Sekretaris Perusahaan PELNI, Ditto Pappilanda, menegaskan bahwa implementasi SisKomKap berbasis LEO merupakan langkah strategis perusahaan dalam memperkuat transformasi digital sekaligus meningkatkan aspek keselamatan.
“Implementasi SisKomKap berbasis LEO ini adalah langkah strategis PELNI dalam memperkuat transformasi digital perusahaan. Teknologi ini tidak hanya meningkatkan kualitas komunikasi, tetapi juga memperkuat sistem keselamatan dan pelayanan bagi penumpang maupun awak kapal,” ujar Ditto.
Dashboard SisKomKap yang telah dimodernisasi kini dilengkapi berbagai fitur unggulan, seperti AIS Receiver untuk memantau lalu lintas kapal di sekitar armada PELNI, One Time Performance Analysis untuk evaluasi kinerja operasional, pemantauan posisi pelabuhan, data curah hujan, kecepatan angin, hingga fitur Threat & Vulnerabilities yang memungkinkan pemantauan histori peristiwa penting di lingkup maritim.
Menurut Ditto, peningkatan teknologi ini juga memungkinkan seluruh rekaman CCTV di kapal dengan SisKomKap terbaru dapat dipantau secara real-time melalui pusat kendali.
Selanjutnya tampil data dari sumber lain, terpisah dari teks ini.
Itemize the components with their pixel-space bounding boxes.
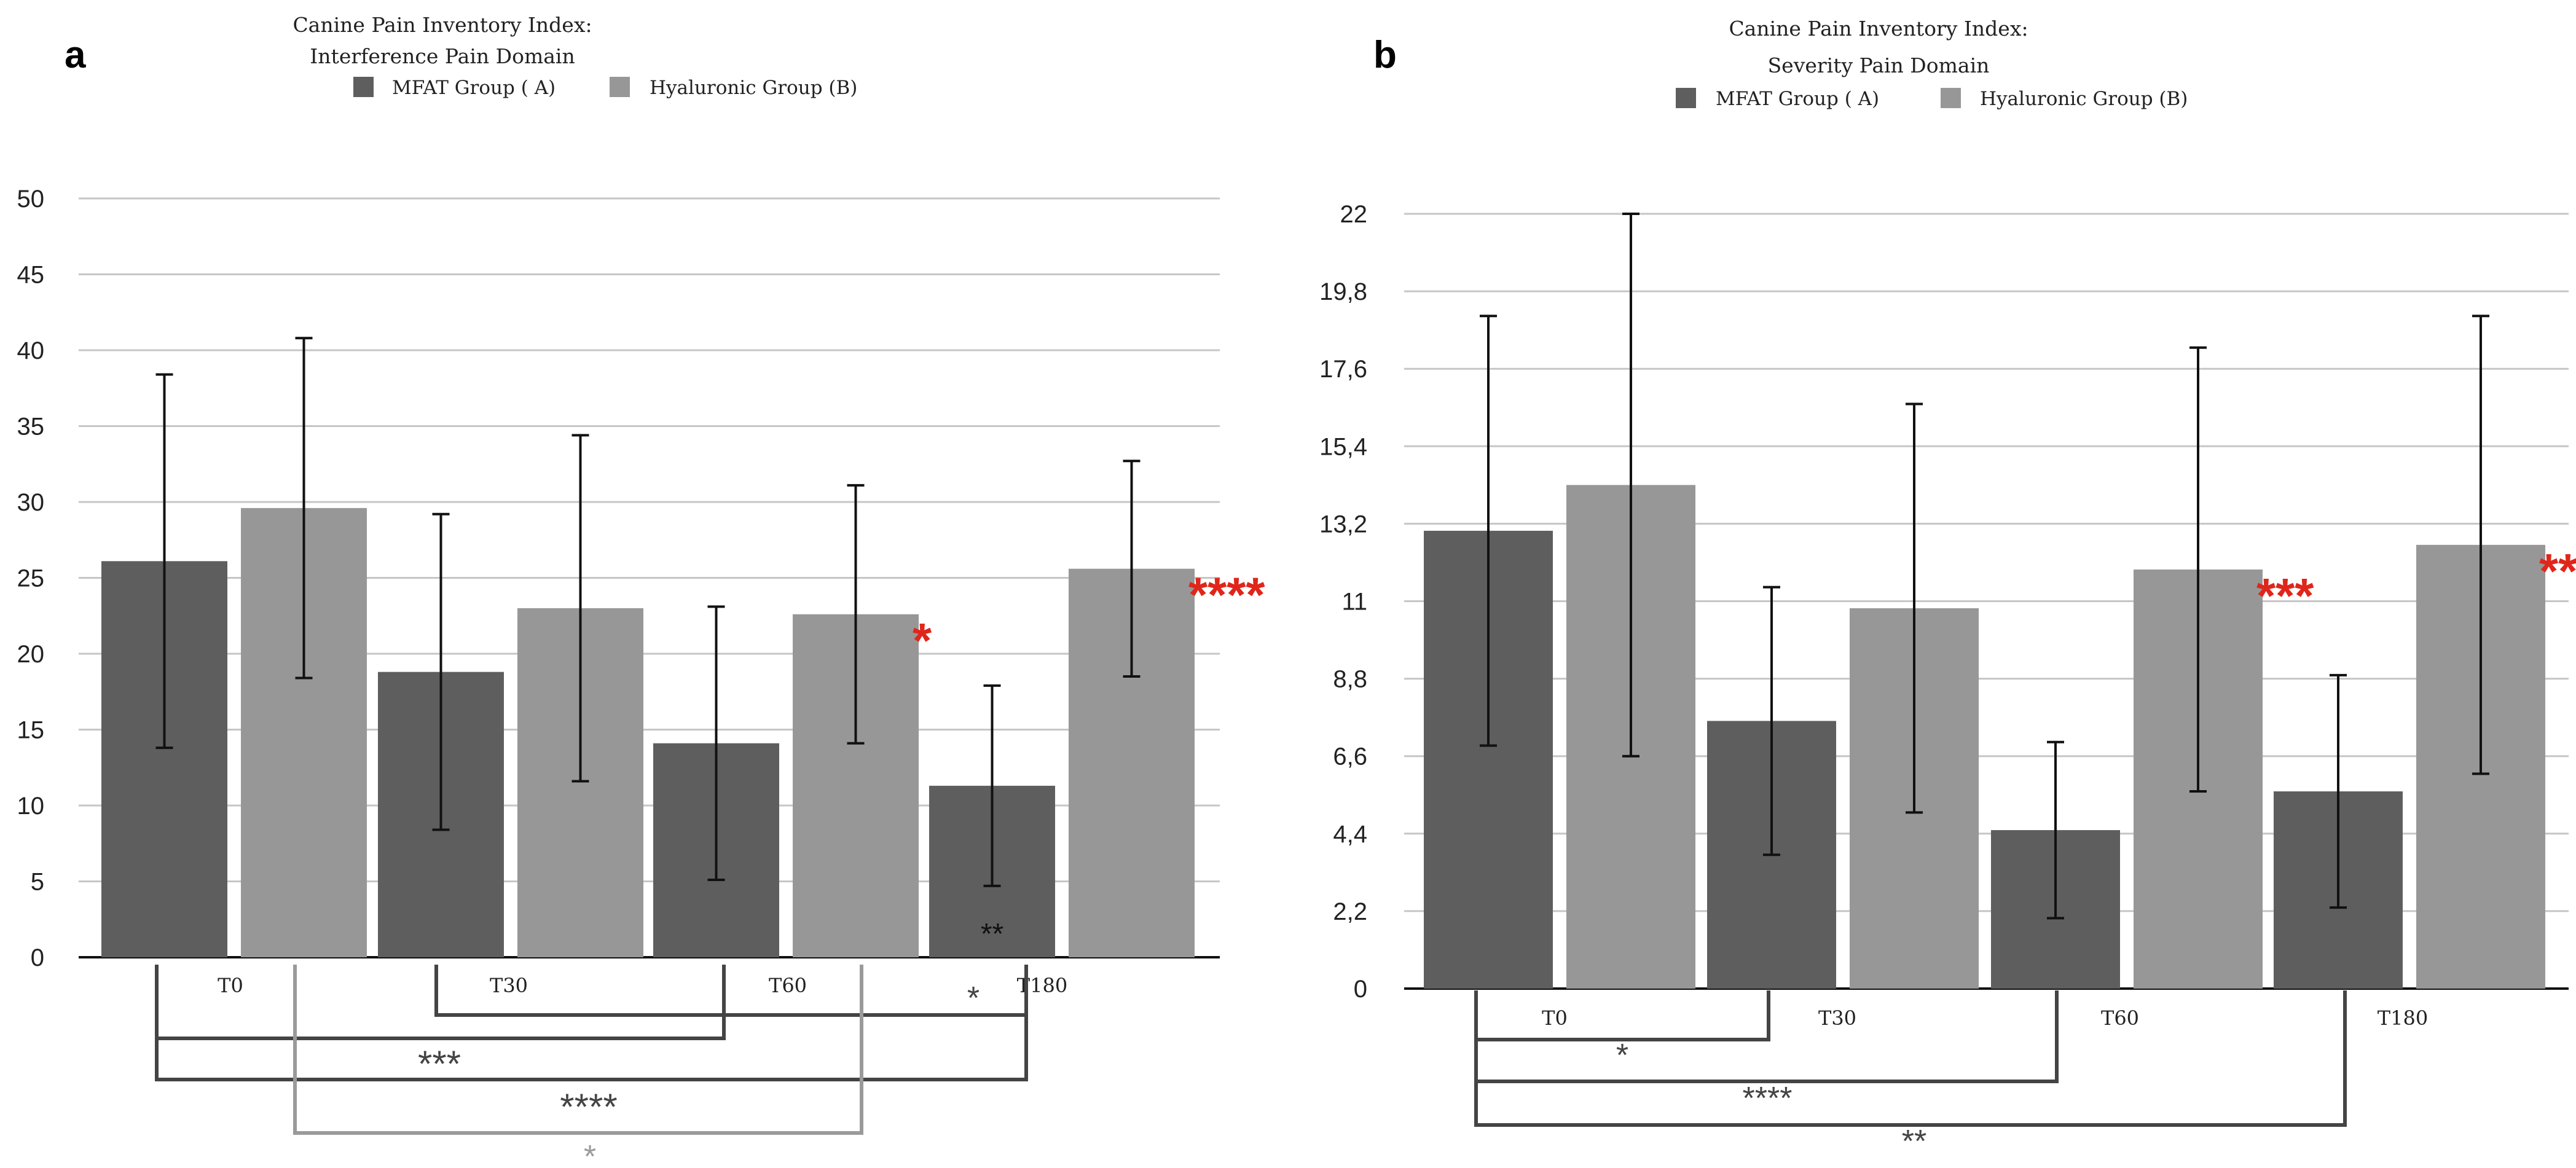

“Seluruh video CCTV di kapal kini dapat diakses secara live streaming dari pusat kendali. Hal ini memperkuat aspek keamanan sekaligus meningkatkan pengawasan terhadap lingkungan maritim,” jelasnya.
Ia menambahkan, inovasi ini menjadi bagian dari komitmen PELNI untuk terus menghadirkan layanan pelayaran yang aman, nyaman, dan berkualitas bagi masyarakat Indonesia.
“Kami berkomitmen untuk terus berinovasi dan mengadopsi teknologi terkini, sehingga masyarakat dapat menikmati perjalanan laut yang aman, nyaman, dan berkualitas,” tutup Ditto.
Perkuat Peran sebagai Tulang Punggung Konektivitas Nasional
Sebagai Badan Usaha Milik Negara di bidang jasa pelayaran, PELNI saat ini mengoperasikan 25 kapal penumpang yang melayani 483 ruas dan menyinggahi 75 pelabuhan di seluruh Indonesia.
Selain angkutan penumpang, PELNI juga melayani 30 trayek kapal perintis yang menjadi akses vital mobilitas masyarakat di wilayah 3TP (tertinggal, terdepan, terluar, dan perbatasan). Kapal perintis tersebut menyinggahi 229 pelabuhan dengan total 516 ruas dan 2.515 rute. PELNI juga mengoperasikan 18 kapal rede serta 8 trayek tol laut dan satu trayek khusus kapal ternak untuk mendukung distribusi logistik nasional.
Dengan tuntasnya implementasi SisKomKap berbasis LEO di seluruh kapal penumpang, PELNI semakin memperkokoh posisinya sebagai perusahaan pelayaran nasional yang modern, adaptif terhadap perkembangan teknologi, dan berorientasi pada keselamatan serta pelayanan publik.